In an editorial linked to this work, Bachy and Coiffier [59] commented that, although the relationship between the tumor and the microenvironment in FL is complex and the involvement of other pathways in the response cannot be ruled out, the results of the phase II clinical trial indeed strongly support the antitumor effect of anti-PD-1 antibody.

Armand et al. [60] investigated the effect of PD-1 blockade following autologous stem cell transplantation (ASCT) for relapsed or refractory DLBCL patients. The rationale was that the immune reconstitution that can occur post-ASCT may represent a good opportunity to try and break self-tolerance to DLBCL through PD-1 blockade. The investigators conducted a phase II trial using three doses of pidilizumab administered 1-3 months post-ASCT. The article assesses data from the 66 eligible patients in the study, of whom 55% showed evidence of active disease per PET before transplant. Among patients who remained positive on PET after salvage chemotherapy, the 16-month PFS was 0.70. Impressively, of the 35 of patients with residual disease after ASCT and before the first dose of pidilizumab, 12 (34%) achieved a complete remission and 6 (17%) achieved a partial remission for an overall response rate of 51%. An editorial on this article further analyzed the responses noted in this trial indicating that while it could be claimed that the noted responses could be a result of ongoing scarring or resolution of inflammation, the observation that 34% of patients with PET-positive disease post-ASCT experienced a remission after pidilizumab counters this argument.

Notably, treatment resulted in an early and sustained increase in PD-L1-expressing CD4+ and monocytes that suggests an on-target effect of the antibody. The editorial further indicated that, although the short-term toxicity of anti-PD-1 agents is not significant, there is still not enough information about the long-term effects of PD-1 axis blockade, and that drug-induced pneumonitis remains a concern [61].

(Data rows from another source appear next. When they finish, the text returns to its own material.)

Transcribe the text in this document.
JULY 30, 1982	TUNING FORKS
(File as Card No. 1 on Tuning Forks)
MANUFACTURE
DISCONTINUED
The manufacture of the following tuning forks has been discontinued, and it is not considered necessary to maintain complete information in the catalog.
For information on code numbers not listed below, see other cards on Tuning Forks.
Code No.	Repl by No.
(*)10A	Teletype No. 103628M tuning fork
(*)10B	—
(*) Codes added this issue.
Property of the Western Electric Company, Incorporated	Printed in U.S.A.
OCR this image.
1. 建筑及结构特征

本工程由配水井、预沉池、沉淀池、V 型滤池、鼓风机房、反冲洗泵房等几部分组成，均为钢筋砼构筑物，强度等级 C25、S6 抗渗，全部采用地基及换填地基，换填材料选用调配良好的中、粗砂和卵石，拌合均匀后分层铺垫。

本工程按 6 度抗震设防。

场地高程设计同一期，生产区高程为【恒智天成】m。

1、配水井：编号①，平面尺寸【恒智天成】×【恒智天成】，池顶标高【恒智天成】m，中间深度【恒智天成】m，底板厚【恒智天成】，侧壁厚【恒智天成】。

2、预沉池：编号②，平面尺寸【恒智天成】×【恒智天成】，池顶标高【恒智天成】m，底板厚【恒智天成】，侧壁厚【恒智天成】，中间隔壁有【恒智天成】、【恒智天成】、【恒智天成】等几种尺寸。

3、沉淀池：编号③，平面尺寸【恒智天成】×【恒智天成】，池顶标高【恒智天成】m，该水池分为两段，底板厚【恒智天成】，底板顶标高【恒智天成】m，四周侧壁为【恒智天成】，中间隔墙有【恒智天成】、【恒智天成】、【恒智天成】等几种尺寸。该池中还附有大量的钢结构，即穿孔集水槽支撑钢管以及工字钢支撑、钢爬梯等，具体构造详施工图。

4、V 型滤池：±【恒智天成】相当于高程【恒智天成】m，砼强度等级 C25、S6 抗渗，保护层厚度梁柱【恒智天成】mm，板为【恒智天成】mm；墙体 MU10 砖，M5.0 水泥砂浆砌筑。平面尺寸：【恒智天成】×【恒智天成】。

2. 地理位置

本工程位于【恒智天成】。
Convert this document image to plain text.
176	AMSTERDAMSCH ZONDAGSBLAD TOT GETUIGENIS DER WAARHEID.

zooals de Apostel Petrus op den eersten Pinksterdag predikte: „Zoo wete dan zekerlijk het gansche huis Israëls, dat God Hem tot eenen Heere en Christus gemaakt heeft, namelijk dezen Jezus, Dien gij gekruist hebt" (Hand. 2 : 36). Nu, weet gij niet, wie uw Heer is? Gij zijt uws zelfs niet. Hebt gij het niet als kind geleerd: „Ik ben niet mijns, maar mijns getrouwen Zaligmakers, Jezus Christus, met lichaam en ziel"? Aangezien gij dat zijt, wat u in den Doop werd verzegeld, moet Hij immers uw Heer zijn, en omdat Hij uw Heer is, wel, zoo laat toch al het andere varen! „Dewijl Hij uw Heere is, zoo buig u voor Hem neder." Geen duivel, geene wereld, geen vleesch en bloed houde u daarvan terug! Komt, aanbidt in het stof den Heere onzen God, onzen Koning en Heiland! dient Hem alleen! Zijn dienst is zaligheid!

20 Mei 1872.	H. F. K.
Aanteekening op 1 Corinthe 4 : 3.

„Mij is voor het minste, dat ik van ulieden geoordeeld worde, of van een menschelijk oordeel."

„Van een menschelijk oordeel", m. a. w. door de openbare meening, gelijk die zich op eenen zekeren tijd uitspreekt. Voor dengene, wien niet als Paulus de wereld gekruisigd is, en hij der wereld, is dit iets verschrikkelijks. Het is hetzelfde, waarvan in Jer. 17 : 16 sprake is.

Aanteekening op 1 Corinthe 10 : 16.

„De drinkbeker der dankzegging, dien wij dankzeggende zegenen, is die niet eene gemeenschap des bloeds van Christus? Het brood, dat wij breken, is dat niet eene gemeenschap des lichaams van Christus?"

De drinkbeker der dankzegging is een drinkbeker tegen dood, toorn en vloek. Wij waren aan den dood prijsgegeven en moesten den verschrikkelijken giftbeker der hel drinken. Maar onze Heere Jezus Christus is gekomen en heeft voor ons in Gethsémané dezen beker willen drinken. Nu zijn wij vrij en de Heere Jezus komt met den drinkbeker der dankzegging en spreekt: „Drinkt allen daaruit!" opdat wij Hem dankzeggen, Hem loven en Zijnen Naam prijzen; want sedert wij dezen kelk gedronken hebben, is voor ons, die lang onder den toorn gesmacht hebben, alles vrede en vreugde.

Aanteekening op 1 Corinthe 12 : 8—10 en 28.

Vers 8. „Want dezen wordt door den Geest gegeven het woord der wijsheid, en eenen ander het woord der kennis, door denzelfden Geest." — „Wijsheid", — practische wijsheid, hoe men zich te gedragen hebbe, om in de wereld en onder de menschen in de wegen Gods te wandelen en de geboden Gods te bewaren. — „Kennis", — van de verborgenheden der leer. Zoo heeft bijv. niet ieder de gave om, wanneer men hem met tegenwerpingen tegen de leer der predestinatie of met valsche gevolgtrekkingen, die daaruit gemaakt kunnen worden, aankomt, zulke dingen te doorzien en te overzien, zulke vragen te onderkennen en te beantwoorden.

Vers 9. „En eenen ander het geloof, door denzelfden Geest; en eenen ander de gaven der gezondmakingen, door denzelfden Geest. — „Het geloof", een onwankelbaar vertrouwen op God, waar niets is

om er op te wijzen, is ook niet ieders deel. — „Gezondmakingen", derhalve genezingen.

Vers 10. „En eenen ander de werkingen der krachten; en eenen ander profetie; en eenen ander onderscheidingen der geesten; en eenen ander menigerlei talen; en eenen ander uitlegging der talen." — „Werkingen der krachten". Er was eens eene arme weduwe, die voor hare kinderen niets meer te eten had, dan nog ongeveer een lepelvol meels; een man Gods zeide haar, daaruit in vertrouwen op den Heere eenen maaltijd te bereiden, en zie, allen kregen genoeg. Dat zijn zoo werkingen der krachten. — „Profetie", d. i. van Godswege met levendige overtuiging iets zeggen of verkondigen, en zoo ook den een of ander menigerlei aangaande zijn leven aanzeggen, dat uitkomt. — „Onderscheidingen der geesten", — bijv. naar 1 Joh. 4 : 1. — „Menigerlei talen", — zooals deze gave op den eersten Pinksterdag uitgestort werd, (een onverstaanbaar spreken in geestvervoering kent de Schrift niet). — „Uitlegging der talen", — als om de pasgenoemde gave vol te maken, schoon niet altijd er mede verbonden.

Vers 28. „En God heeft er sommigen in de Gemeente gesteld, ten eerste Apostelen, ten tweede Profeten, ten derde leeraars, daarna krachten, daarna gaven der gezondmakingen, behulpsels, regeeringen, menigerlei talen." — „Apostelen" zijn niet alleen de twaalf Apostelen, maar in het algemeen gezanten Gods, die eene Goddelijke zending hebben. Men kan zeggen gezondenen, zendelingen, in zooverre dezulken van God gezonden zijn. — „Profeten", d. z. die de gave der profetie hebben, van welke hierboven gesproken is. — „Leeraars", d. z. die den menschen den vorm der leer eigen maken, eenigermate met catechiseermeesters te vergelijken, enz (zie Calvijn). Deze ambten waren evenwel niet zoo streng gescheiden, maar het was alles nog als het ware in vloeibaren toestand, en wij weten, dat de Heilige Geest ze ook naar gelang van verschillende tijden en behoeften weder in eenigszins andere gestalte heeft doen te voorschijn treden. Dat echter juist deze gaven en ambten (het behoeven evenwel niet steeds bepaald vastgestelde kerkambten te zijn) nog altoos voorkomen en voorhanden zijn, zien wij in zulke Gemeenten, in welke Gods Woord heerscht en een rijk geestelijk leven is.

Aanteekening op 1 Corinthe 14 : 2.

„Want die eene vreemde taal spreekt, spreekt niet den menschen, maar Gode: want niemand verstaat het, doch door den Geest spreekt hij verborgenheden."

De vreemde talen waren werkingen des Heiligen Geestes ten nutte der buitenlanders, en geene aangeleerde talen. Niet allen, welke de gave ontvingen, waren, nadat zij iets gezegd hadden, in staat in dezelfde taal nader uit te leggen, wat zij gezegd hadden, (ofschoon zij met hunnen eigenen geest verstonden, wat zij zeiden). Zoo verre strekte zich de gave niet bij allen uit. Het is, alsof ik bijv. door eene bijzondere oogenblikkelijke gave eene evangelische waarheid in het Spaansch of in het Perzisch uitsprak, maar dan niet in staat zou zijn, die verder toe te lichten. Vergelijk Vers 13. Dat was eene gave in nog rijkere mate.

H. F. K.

The PD-1-PD-L1/PD-L2 axis is one of the immune checkpoint systems that work in concert with other checkpoints in order to prevent overreaction of the immune system and consequent tissue damage. Solid and hematological malignancies are exploiting this natural system in order to avoid destruction by the immune response. T- and B-cell lymphomas as well as MM express different levels of PD-1 and PD-L1 on the tumor-infiltrating lymphocytes and the tumor microenvironment, respectively. So far, clinical trials using antibodies to inhibit PD-1/PD-L1 interaction have demonstrated a significant level of clinical responses manifested in the extension of PFS and overall survival of patients with different malignancies. Although there is still a long way to go before we will be able to use these drugs in day-to-day practice for lymphoid malignancies, the approach appears to be promising.